耐久力もありそうだし、必要なものとかは後から足せば良いし、細かい所は中を確認してから決めよう。
「中を確認してくるから、リラとソラは此処でちょっと待っててね。危ないところがあったら綺麗にしてくるからね。」
そう、室内は後から手を加えるつもりだったので、角とか床とか、この子達にとっては危険な箇所もありそうなのだ。
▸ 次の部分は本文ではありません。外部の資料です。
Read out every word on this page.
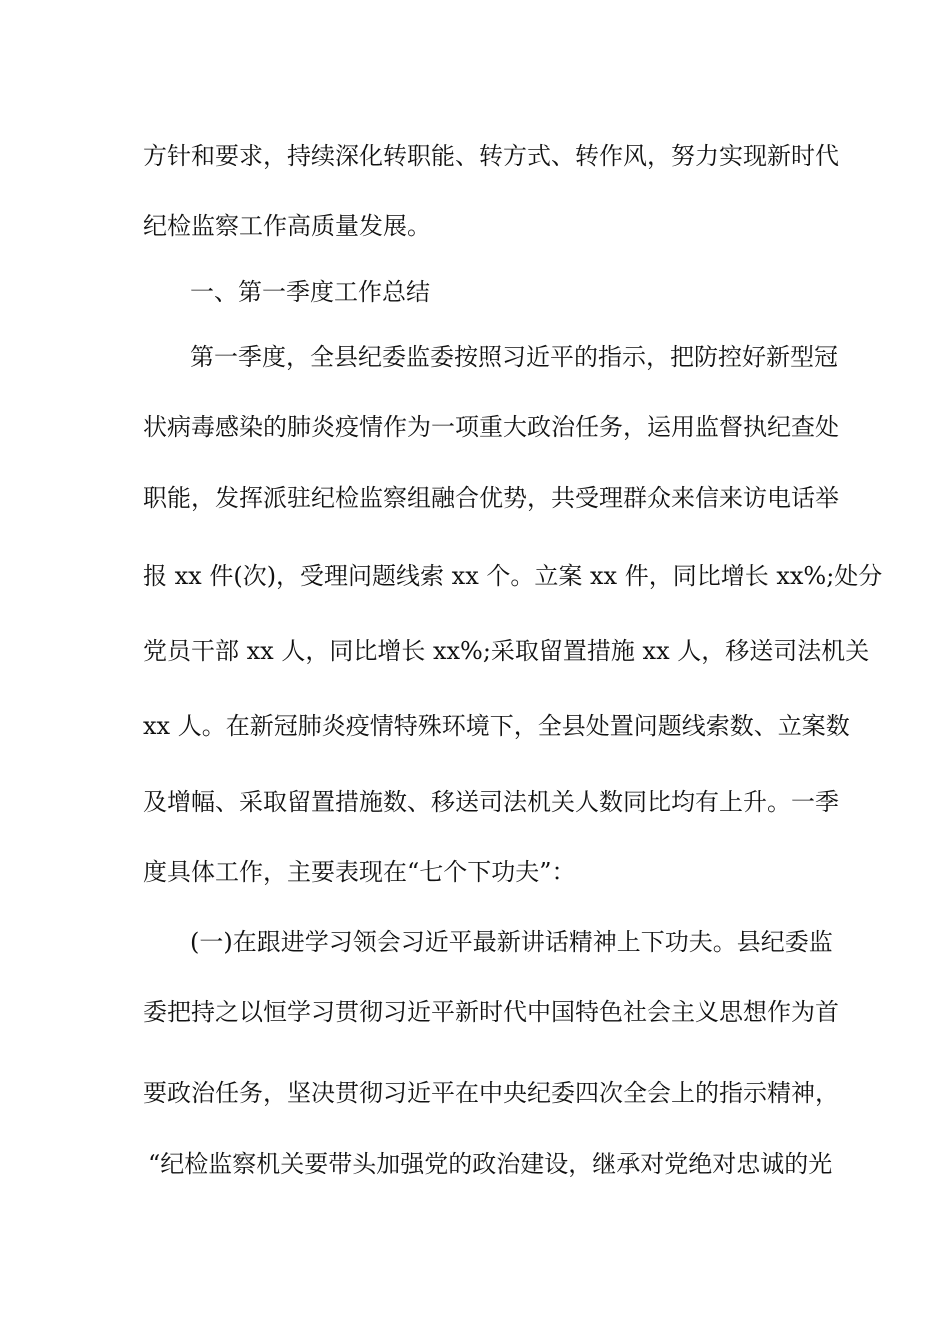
方针和要求，持续深化转职能、转方式、转作风，努力实现新时代
纪检监察工作高质量发展。
一、第一季度工作总结
第一季度，全县纪委监委按照习近平的指示，把防控好新型冠
状病毒感染的肺炎疫情作为一项重大政治任务，运用监督执纪查处
职能，发挥派驻纪检监察组融合优势，共受理群众来信来访电话举
报 xx 件(次)，受理问题线索 xx 个。立案 xx 件，同比增长 xx%;处分
党员干部 xx 人，同比增长 xx%;采取留置措施 xx 人，移送司法机关
xx 人。在新冠肺炎疫情特殊环境下，全县处置问题线索数、立案数
及增幅、采取留置措施数、移送司法机关人数同比均有上升。一季
度具体工作，主要表现在“七个下功夫”：
(一)在跟进学习领会习近平最新讲话精神上下功夫。县纪委监
委把持之以恒学习贯彻习近平新时代中国特色社会主义思想作为首
要政治任务，坚决贯彻习近平在中央纪委四次全会上的指示精神，
“纪检监察机关要带头加强党的政治建设，继承对党绝对忠诚的光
異世界に来た今となっては、二匹にとって些細な事かも知れないけど。
おおよそ欲しい設備と部屋は創造で造ったので、床と窓枠などだけ先にメンテナンスを施し、二匹の元へ戻った。
「お待たせ、もう入っても大丈夫だよ。」
『はーい!』
『楽しみ。』
ドアを開けて二匹を中へ入れると、大はしゃぎで二匹とも駆け出した。
二階建てにするか迷ったが、まだそこまでは必要ないかと考え広めのロフトにして寝室代わりにし、皆んなで寝るので大きなベッドと服を掛けておく為のラック、小物類を置く棚を設置して、螺旋階段をリビングの中心に、手摺と柵を付けて最下段は二匹が勝手に登らないよう開閉式の柵を取り付けた。
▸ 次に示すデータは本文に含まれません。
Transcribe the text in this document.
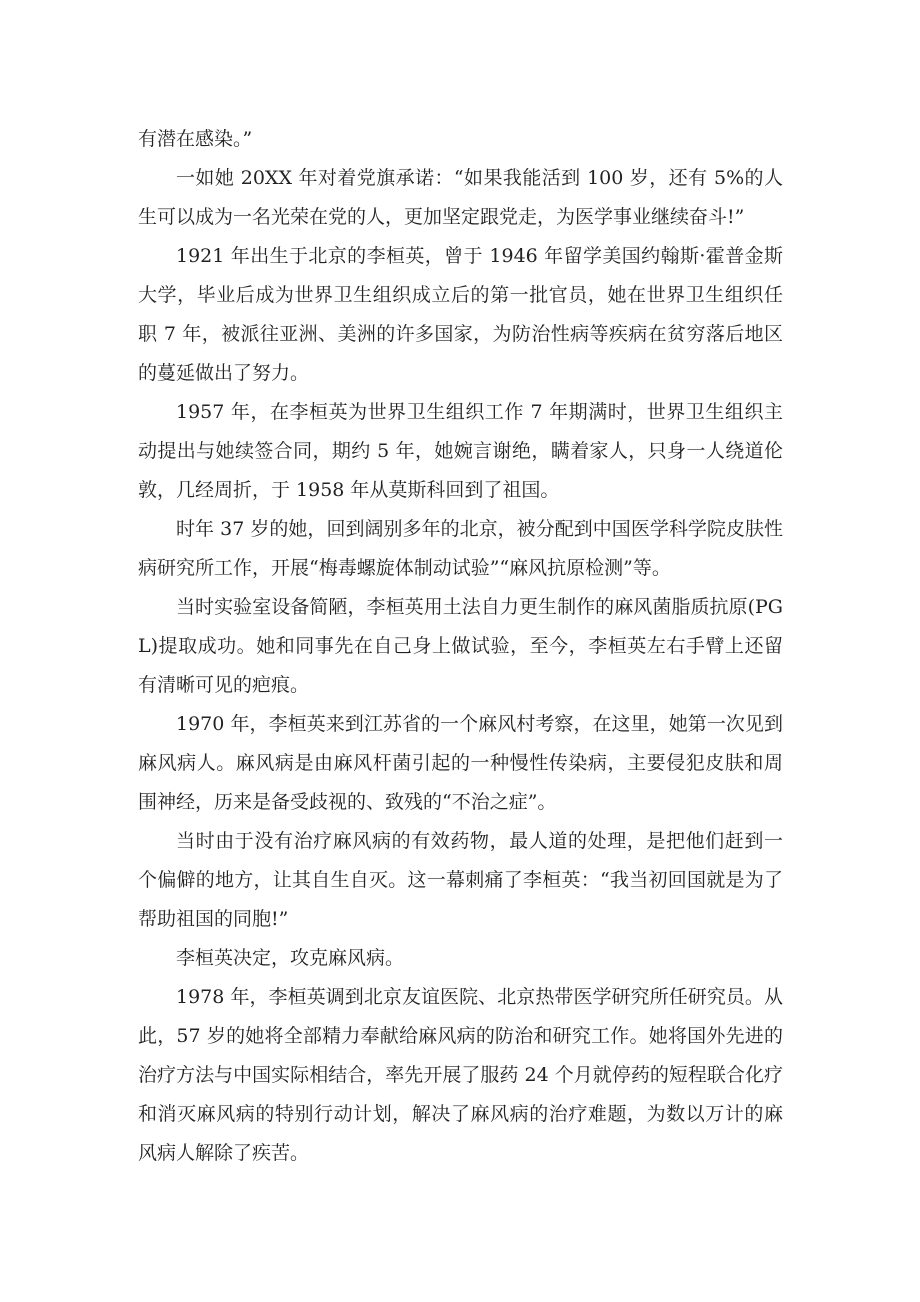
有潜在感染。”

一如她 20XX 年对着党旗承诺：“如果我能活到 100 岁，还有 5%的人生可以成为一名光荣在党的人，更加坚定跟党走，为医学事业继续奋斗!”

1921 年出生于北京的李桓英，曾于 1946 年留学美国约翰斯·霍普金斯大学，毕业后成为世界卫生组织成立后的第一批官员，她在世界卫生组织任职 7 年，被派往亚洲、美洲的许多国家，为防治性病等疾病在贫穷落后地区的蔓延做出了努力。

1957 年，在李桓英为世界卫生组织工作 7 年期满时，世界卫生组织主动提出与她续签合同，期约 5 年，她婉言谢绝，瞒着家人，只身一人绕道伦敦，几经周折，于 1958 年从莫斯科回到了祖国。

时年 37 岁的她，回到阔别多年的北京，被分配到中国医学科学院皮肤性病研究所工作，开展“梅毒螺旋体制动试验”“麻风抗原检测”等。

当时实验室设备简陋，李桓英用土法自力更生制作的麻风菌脂质抗原(PGL)提取成功。她和同事先在自己身上做试验，至今，李桓英左右手臂上还留有清晰可见的疤痕。

1970 年，李桓英来到江苏省的一个麻风村考察，在这里，她第一次见到麻风病人。麻风病是由麻风杆菌引起的一种慢性传染病，主要侵犯皮肤和周围神经，历来是备受歧视的、致残的“不治之症”。

当时由于没有治疗麻风病的有效药物，最人道的处理，是把他们赶到一个偏僻的地方，让其自生自灭。这一幕刺痛了李桓英：“我当初回国就是为了帮助祖国的同胞!”

李桓英决定，攻克麻风病。

1978 年，李桓英调到北京友谊医院、北京热带医学研究所任研究员。从此，57 岁的她将全部精力奉献给麻风病的防治和研究工作。她将国外先进的治疗方法与中国实际相结合，率先开展了服药 24 个月就停药的短程联合化疗和消灭麻风病的特别行动计划，解决了麻风病的治疗难题，为数以万计的麻风病人解除了疾苦。
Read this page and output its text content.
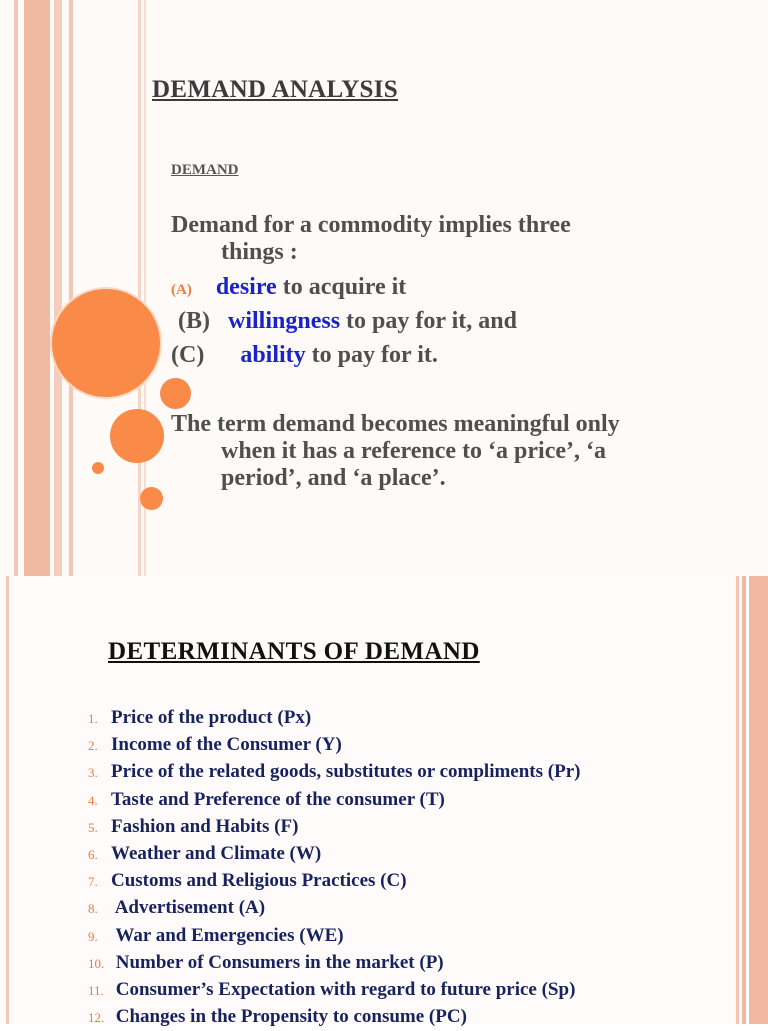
DEMAND ANALYSIS
DEMAND
Demand for a commodity implies three
things :
(A) desire to acquire it
(B) willingness to pay for it, and
(C) ability to pay for it.
The term demand becomes meaningful only
when it has a reference to ‘a price’, ‘a
period’, and ‘a place’.
DETERMINANTS OF DEMAND
1. Price of the product (Px)
2. Income of the Consumer (Y)
3. Price of the related goods, substitutes or compliments (Pr)
4. Taste and Preference of the consumer (T)
5. Fashion and Habits (F)
6. Weather and Climate (W)
7. Customs and Religious Practices (C)
8. Advertisement (A)
9. War and Emergencies (WE)
10. Number of Consumers in the market (P)
11. Consumer’s Expectation with regard to future price (Sp)
12. Changes in the Propensity to consume (PC)
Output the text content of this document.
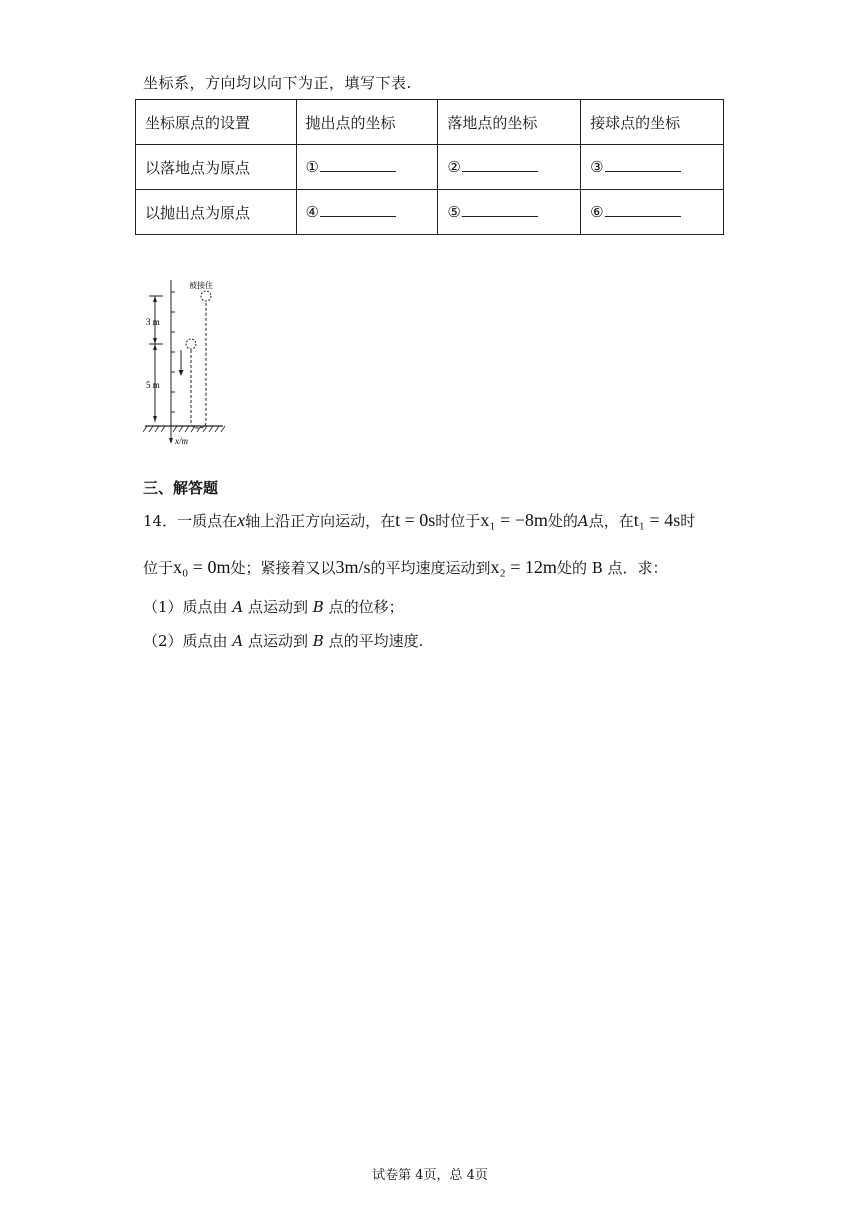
坐标系，方向均以向下为正，填写下表.
坐标原点的设置	抛出点的坐标	落地点的坐标	接球点的坐标
以落地点为原点	①	②	③
以抛出点为原点	④	⑤	⑥
3 m
5 m
被接住
x/m
三、解答题
14．一质点在x轴上沿正方向运动，在t = 0s时位于x₁ = −8m处的A点，在t₁ = 4s时
位于x₀ = 0m处；紧接着又以3m/s的平均速度运动到x₂ = 12m处的 B 点．求：
（1）质点由 A 点运动到 B 点的位移；
（2）质点由 A 点运动到 B 点的平均速度.
试卷第 4页，总 4页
ダイニングは猫脚のテーブルセットを置いて、キッチンが狭いと意外と困るので、一人で使うには少々広いがゆったりとした構造だ。ダイニングとリビングは一応引戸で区切ってあるが、基本的に開けっぱなしになりそう。なおキッチンの入り口にも階段と同じような柵を設けてある。その他必要な設備諸々。
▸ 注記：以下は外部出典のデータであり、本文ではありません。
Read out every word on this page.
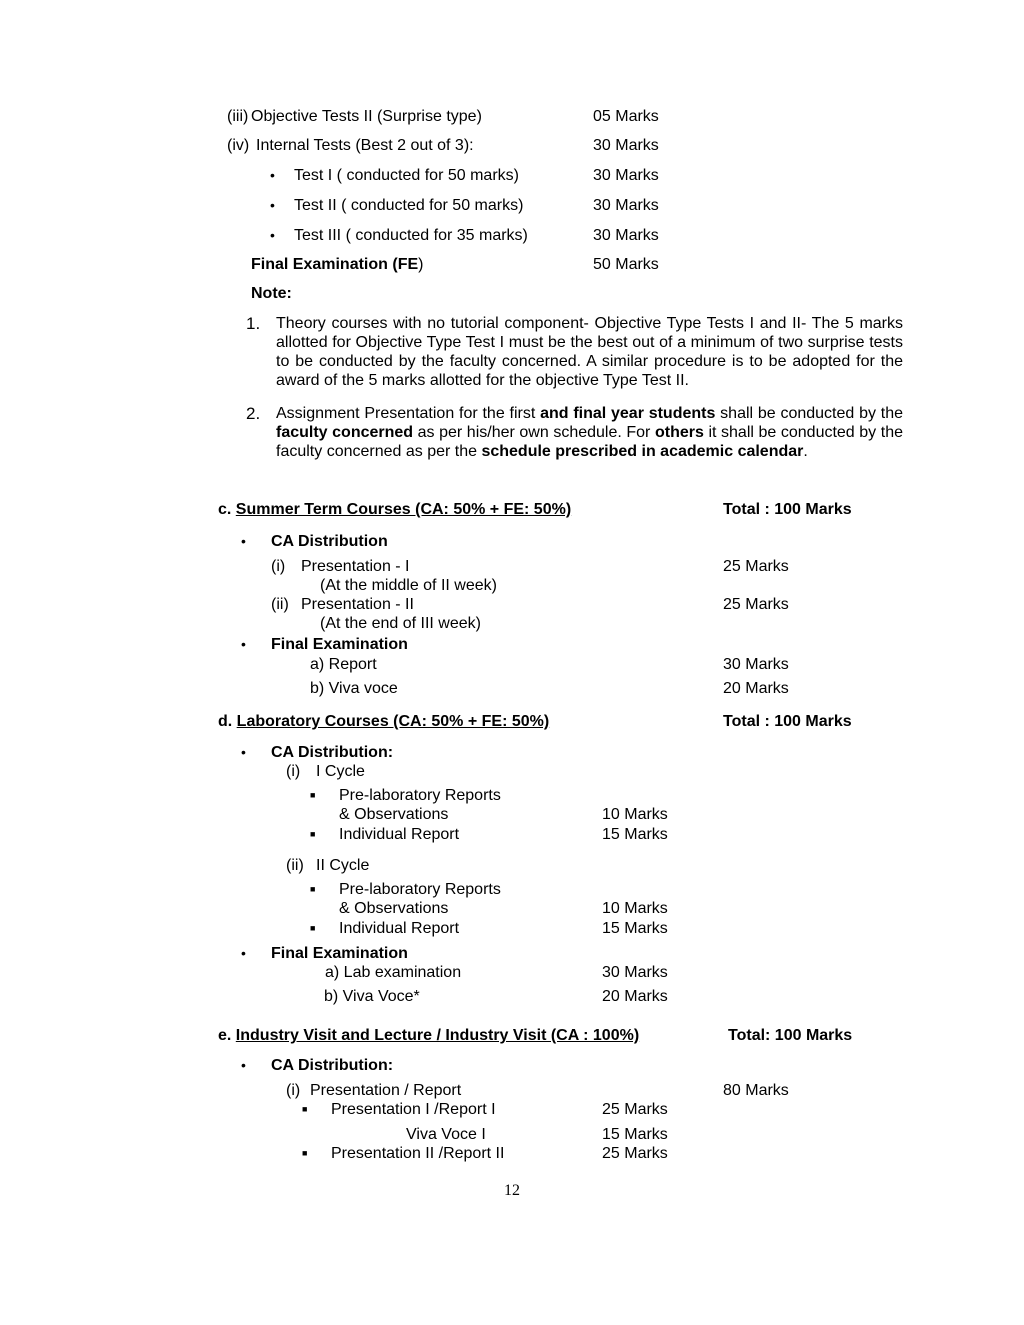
(iii) Objective Tests II (Surprise type)	05 Marks
(iv) Internal Tests (Best 2 out of 3):	30 Marks
• Test I ( conducted for 50 marks)	30 Marks
• Test II ( conducted for 50 marks)	30 Marks
• Test III ( conducted for 35 marks)	30 Marks
Final Examination (FE)	50 Marks
Note:
1. Theory courses with no tutorial component- Objective Type Tests I and II- The 5 marks allotted for Objective Type Test I must be the best out of a minimum of two surprise tests to be conducted by the faculty concerned. A similar procedure is to be adopted for the award of the 5 marks allotted for the objective Type Test II.
2. Assignment Presentation for the first and final year students shall be conducted by the faculty concerned as per his/her own schedule. For others it shall be conducted by the faculty concerned as per the schedule prescribed in academic calendar.
c. Summer Term Courses (CA: 50% + FE: 50%)	Total : 100 Marks
• CA Distribution
(i) Presentation - I	25 Marks
(At the middle of II week)
(ii) Presentation - II	25 Marks
(At the end of III week)
• Final Examination
a) Report	30 Marks
b) Viva voce	20 Marks
d. Laboratory Courses (CA: 50% + FE: 50%)	Total : 100 Marks
• CA Distribution:
(i) I Cycle
■ Pre-laboratory Reports
& Observations	10 Marks
■ Individual Report	15 Marks
(ii) II Cycle
■ Pre-laboratory Reports
& Observations	10 Marks
■ Individual Report	15 Marks
• Final Examination
a) Lab examination	30 Marks
b) Viva Voce*	20 Marks
e. Industry Visit and Lecture / Industry Visit (CA : 100%)	Total: 100 Marks
• CA Distribution:
(i) Presentation / Report	80 Marks
■ Presentation I /Report I	25 Marks
Viva Voce I	15 Marks
■ Presentation II /Report II	25 Marks
12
コテージに入って左側にお風呂とトイレを別々で、脱衣所に独立洗面台を設置して、右側にはリラとソラのスペースがある。トリミングとか動物医療とか、専門知識はほぼ無いのだが、リラからこっちに戻ってからは要らないから大丈夫だと説明された。リラたちは何かあったら自力でどうにか出来ちゃいそうだもんね。
因みに、コテージ内は土足禁止でスリッパを使用し、床は通常のフローリングだとリラとソラに負担が掛かるので、全面クッションフロアにしてある。
室内は全体的にアンティーク調で揃えつつ、二匹の事を考えて装飾は最小限に控え目にしたが、住んでみたかった部屋が出来たかな。